It is widely understood that employing debt to fund operations can act as a powerful financial tool. But debt doesn’t come without its trade-offs. Borrowing allows companies to lower their taxable income through interest deductions and helps them to potentially boost their returns during good times. However, debt also introduces financial obligations that don’t go away when earnings fall. For companies with inconsistent cash flow, those obligations can become a serious liability.
That’s why companies with little or no debt often stand on more stable ground. Without the burden of regular interest payments or looming repayments, these businesses tend to have more freedom—whether that means reinvesting in operations, pursuing acquisitions, or returning capital to shareholders. In uncertain economic climates, that flexibility can make all the difference.
With Macro Uncertainty, Risks Remain to the Downside
U.S. corporate bankruptcy filings continue to climb, with 2025 shaping up to be one of the most active years for bankruptcies in over a decade, according to a July 8 report by S&P Global Market Intelligence. June alone saw 63 new filings—slightly lower than May’s revised count of 64—but the broader trend remains clearly upward.
As per the report, 371 corporate bankruptcies have been recorded year-to-date, marking the highest total for the first half of any year since 2010. This rising trend reflects growing financial stress across the corporate sector. The data reflects growing pressure across industries as many companies struggle under heavy debt loads. Access to credit is also tightening, with interest rates expected to remain elevated through the summer, based on S&P Global’s projections.

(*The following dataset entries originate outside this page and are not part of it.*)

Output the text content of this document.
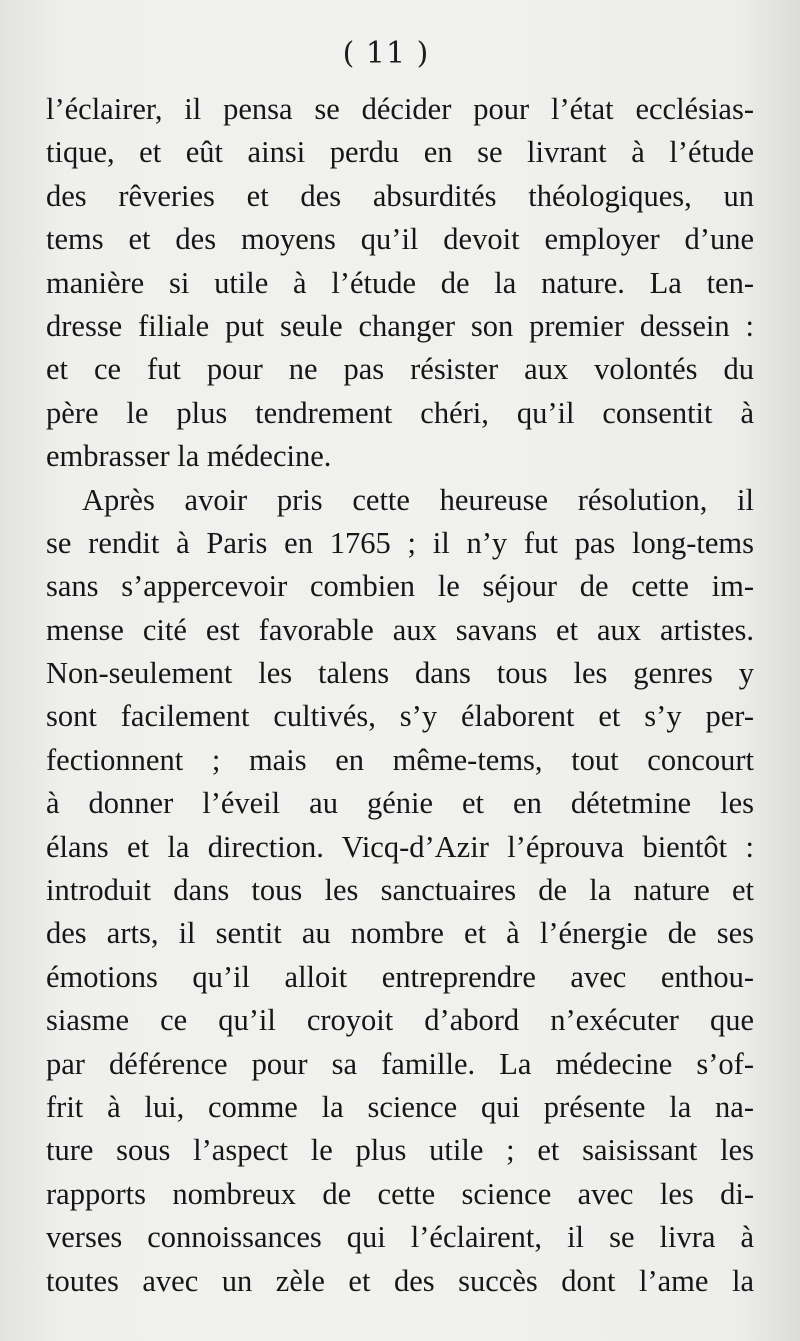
( 11 )
l’éclairer, il pensa se décider pour l’état ecclésias-
tique, et eût ainsi perdu en se livrant à l’étude
des rêveries et des absurdités théologiques, un
tems et des moyens qu’il devoit employer d’une
manière si utile à l’étude de la nature. La ten-
dresse filiale put seule changer son premier dessein :
et ce fut pour ne pas résister aux volontés du
père le plus tendrement chéri, qu’il consentit à
embrasser la médecine.
Après avoir pris cette heureuse résolution, il
se rendit à Paris en 1765 ; il n’y fut pas long-tems
sans s’appercevoir combien le séjour de cette im-
mense cité est favorable aux savans et aux artistes.
Non-seulement les talens dans tous les genres y
sont facilement cultivés, s’y élaborent et s’y per-
fectionnent ; mais en même-tems, tout concourt
à donner l’éveil au génie et en détetmine les
élans et la direction. Vicq-d’Azir l’éprouva bientôt :
introduit dans tous les sanctuaires de la nature et
des arts, il sentit au nombre et à l’énergie de ses
émotions qu’il alloit entreprendre avec enthou-
siasme ce qu’il croyoit d’abord n’exécuter que
par déférence pour sa famille. La médecine s’of-
frit à lui, comme la science qui présente la na-
ture sous l’aspect le plus utile ; et saisissant les
rapports nombreux de cette science avec les di-
verses connoissances qui l’éclairent, il se livra à
toutes avec un zèle et des succès dont l’ame la
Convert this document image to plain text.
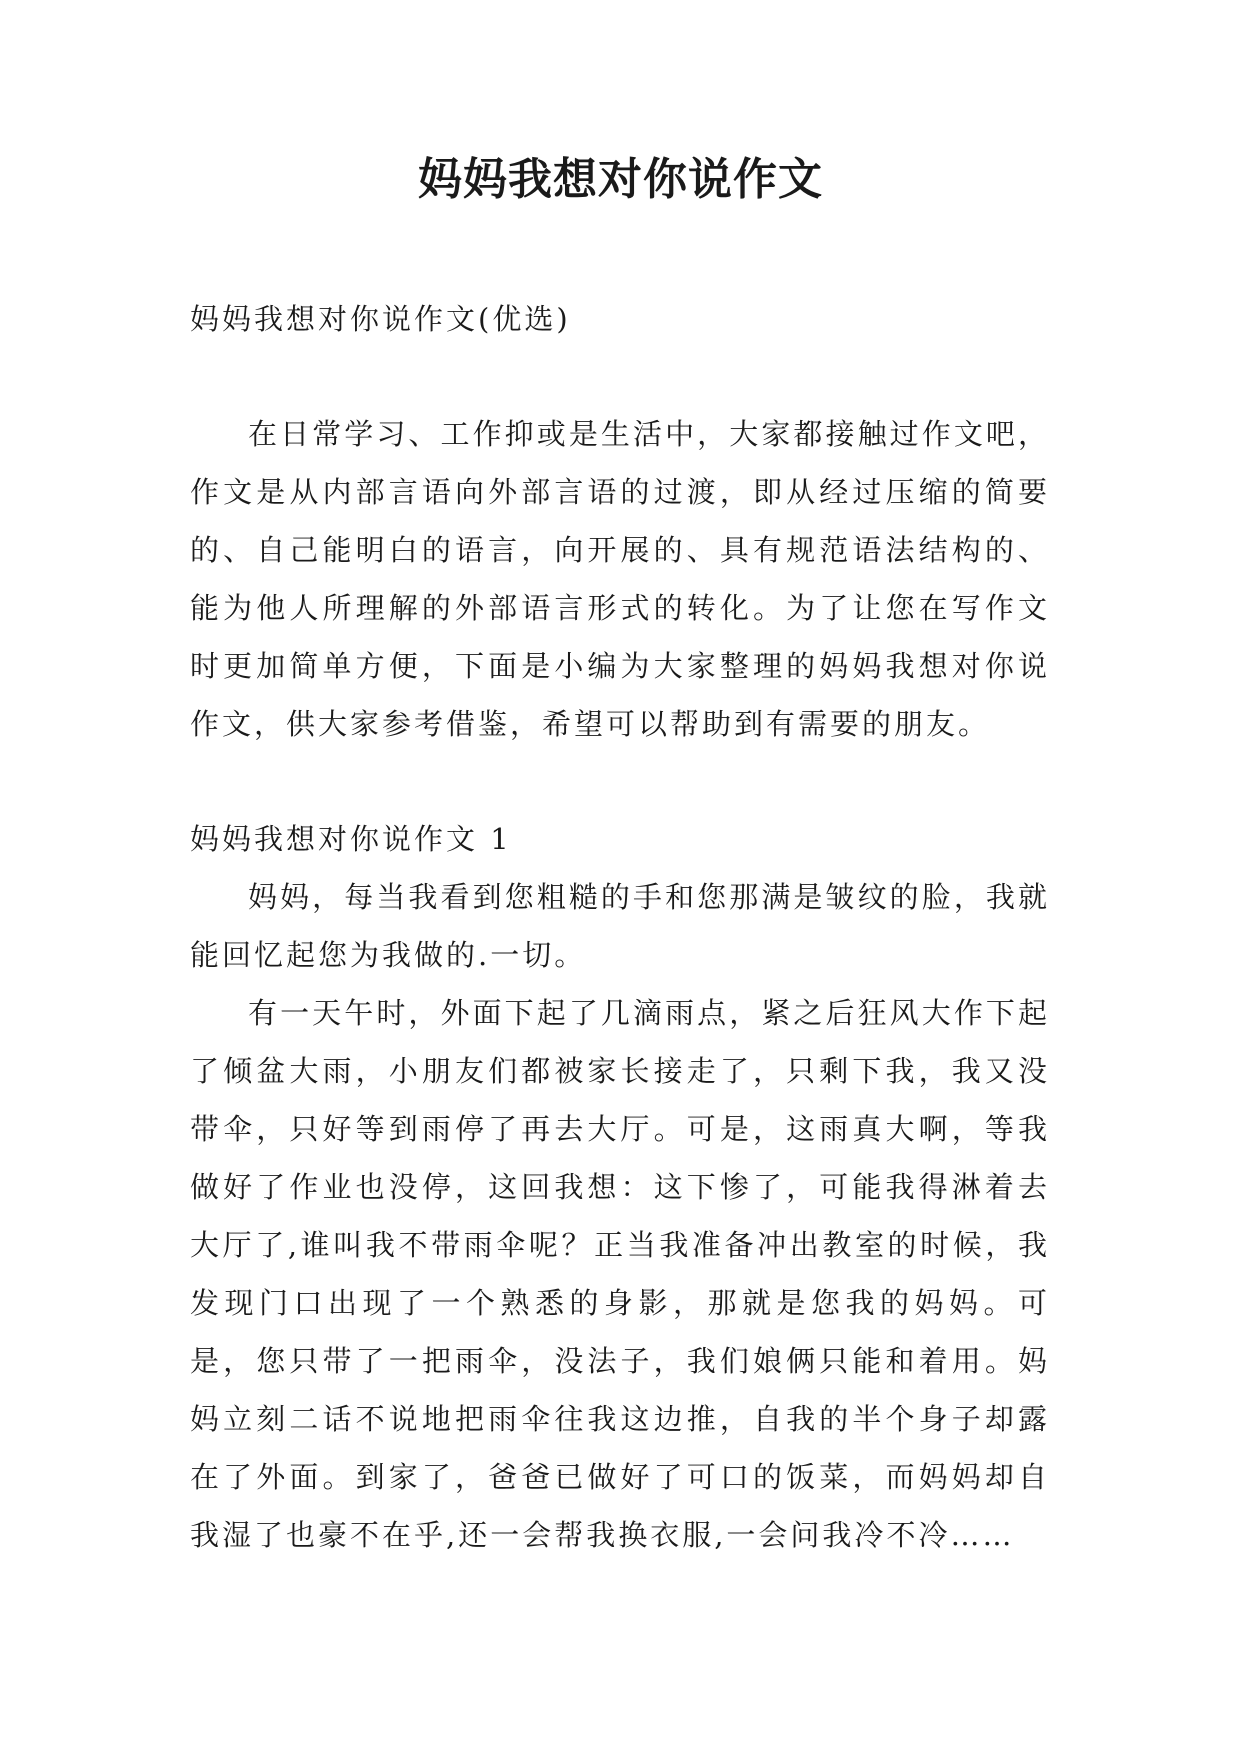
妈妈我想对你说作文

妈妈我想对你说作文(优选)

在日常学习、工作抑或是生活中，大家都接触过作文吧，作文是从内部言语向外部言语的过渡，即从经过压缩的简要的、自己能明白的语言，向开展的、具有规范语法结构的、能为他人所理解的外部语言形式的转化。为了让您在写作文时更加简单方便，下面是小编为大家整理的妈妈我想对你说作文，供大家参考借鉴，希望可以帮助到有需要的朋友。

妈妈我想对你说作文 1

妈妈，每当我看到您粗糙的手和您那满是皱纹的脸，我就能回忆起您为我做的.一切。

有一天午时，外面下起了几滴雨点，紧之后狂风大作下起了倾盆大雨，小朋友们都被家长接走了，只剩下我，我又没带伞，只好等到雨停了再去大厅。可是，这雨真大啊，等我做好了作业也没停，这回我想：这下惨了，可能我得淋着去大厅了,谁叫我不带雨伞呢？正当我准备冲出教室的时候，我发现门口出现了一个熟悉的身影，那就是您我的妈妈。可是，您只带了一把雨伞，没法子，我们娘俩只能和着用。妈妈立刻二话不说地把雨伞往我这边推，自我的半个身子却露在了外面。到家了，爸爸已做好了可口的饭菜，而妈妈却自我湿了也豪不在乎,还一会帮我换衣服,一会问我冷不冷……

Additionally, S&P Global Market Intelligence notes that consumers, too, are beginning to show signs of strain. A softer job market, persistent inflation, and renewed tariff policies under the Trump administration are all weighing on household budgets. These headwinds are feeding into weaker corporate revenues, further challenging balance sheets.
Being debt-free isn’t inherently better in every situation, especially for companies with weaker fundamentals. But in today’s environment of high interest rates and uneven growth, companies without debt are often better placed to weather macroeconomic headwinds. Their clean balance sheets offer not just safety, but strategic optionality. And for investors, that kind of resilience is increasingly valuable.
So, where should you look for debt-free stock opportunities? Let’s explore our selection of the 11 best debt-free stocks to invest in right now.
Our Methodology
To screen for the 11 best debt-free stocks, we first compiled a list of U.S. stocks with a market capitalization of at least $2 billion. For the shortlisted stocks, we compared their enterprise value (EV) to their market capitalisation (EV to Market cap ratio). A ratio of 1.0 or below indicates that the company has no debt or minimal debt. From this refined list, we identified the top 11 stocks with a potential upside of at least 20%, and the highest hedge fund ownership by leveraging data from Insider Monkey’s Q1 2025 hedge fund database. Finally, we ranked these stocks in ascending order based on the number of hedge funds holding positions in them.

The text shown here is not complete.